8.5. In definitiva, alla luce di tutto quanto esposto, la responsabilità primaria della situazione che ha reso necessario il provvedimento di risanamento è prevalentemente riconducibile al comportamento della ricorrente, che ha depositato nella discarica di sua pertinenza e da lei gestita le sostanze pericolose prodotte essenzialmente dalla sua attività di raffinazione.

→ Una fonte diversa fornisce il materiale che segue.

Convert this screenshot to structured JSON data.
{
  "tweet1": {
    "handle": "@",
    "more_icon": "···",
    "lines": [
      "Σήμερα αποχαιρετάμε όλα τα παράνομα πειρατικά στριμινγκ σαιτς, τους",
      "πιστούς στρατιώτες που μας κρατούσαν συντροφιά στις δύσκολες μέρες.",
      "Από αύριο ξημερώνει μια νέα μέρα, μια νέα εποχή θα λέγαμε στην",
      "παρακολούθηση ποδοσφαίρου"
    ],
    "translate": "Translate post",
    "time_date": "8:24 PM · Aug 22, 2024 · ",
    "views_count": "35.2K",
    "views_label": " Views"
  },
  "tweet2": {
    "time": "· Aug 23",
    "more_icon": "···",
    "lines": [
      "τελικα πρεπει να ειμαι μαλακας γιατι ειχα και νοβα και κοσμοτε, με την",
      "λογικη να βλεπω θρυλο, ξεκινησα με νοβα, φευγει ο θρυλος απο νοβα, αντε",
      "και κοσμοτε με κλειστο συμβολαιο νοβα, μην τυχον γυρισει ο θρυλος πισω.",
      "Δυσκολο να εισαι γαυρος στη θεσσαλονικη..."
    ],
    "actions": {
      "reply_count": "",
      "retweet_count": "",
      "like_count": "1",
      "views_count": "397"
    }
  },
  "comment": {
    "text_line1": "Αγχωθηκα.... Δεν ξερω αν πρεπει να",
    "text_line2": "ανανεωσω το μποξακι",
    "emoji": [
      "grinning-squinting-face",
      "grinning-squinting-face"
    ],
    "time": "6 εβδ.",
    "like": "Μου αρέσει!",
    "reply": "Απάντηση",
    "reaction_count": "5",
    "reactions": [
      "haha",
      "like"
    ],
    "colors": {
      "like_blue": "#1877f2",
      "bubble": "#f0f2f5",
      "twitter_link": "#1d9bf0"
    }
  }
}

La ripartizione delle spese del risanamento, e in particolare la quota dell'80 % a lei attribuita quale perturbatrice per comportamento, non procede da un abuso o un eccesso del potere di apprezzamento e non viola l'art. 32d cpv. 2 LPAmb.
9.
9.1. La ricorrente contesta l'ammontare dei costi del risanamento. Sostiene che, a fronte di un intervento costato oltre fr. 10'000'000.--, non esisterebbe né una liquidazione finale da parte della direzione lavori né un consuntivo dei costi. Lamenta il fatto che sarebbe stata modificata la tipologia delle sostanze inquinanti e che mancherebbe un quadro preciso dei materiali smaltiti, ciò che impedirebbe di comprendere quali siano i costi della decontaminazione che possono essere ricondotti alla sua attività e quali siano invece quelli riconducibili al deposito di ditte terze. La ricorrente critica inoltre il sorpasso dei costi rispetto al preventivo, contestando per questo motivo anche l'economicità dei provvedimenti, che ritiene verificabile soltanto mediante una perizia. Sostiene altresì che un dipendente di una società appartenente alla comunità di lavoro che aveva partecipato al progetto di risanamento avrebbe successivamente seguito, quale funzionario del Dipartimento del territorio, la gestione dei lavori di risanamento. Lamenta pure il fatto di non avere potuto partecipare alle procedure per le delibere degli appalti alle ditte che hanno eseguito l'intervento, tra cui figurerebbe un consorzio di cui avrebbe fatto parte un'impresa riconducibile a C.C.________, direttamente incaricata dei lavori. Secondo la ricorrente, alcune sostanze inquinanti rilevate sarebbero attribuibili ad altre fonti, sicché la frequenza delle misure analitiche in relazione con il monitoraggio delle acque non sarebbe giustificata e non potrebbe esserle interamente addossata. Essa critica altresì la messa a suo carico dell'IVA.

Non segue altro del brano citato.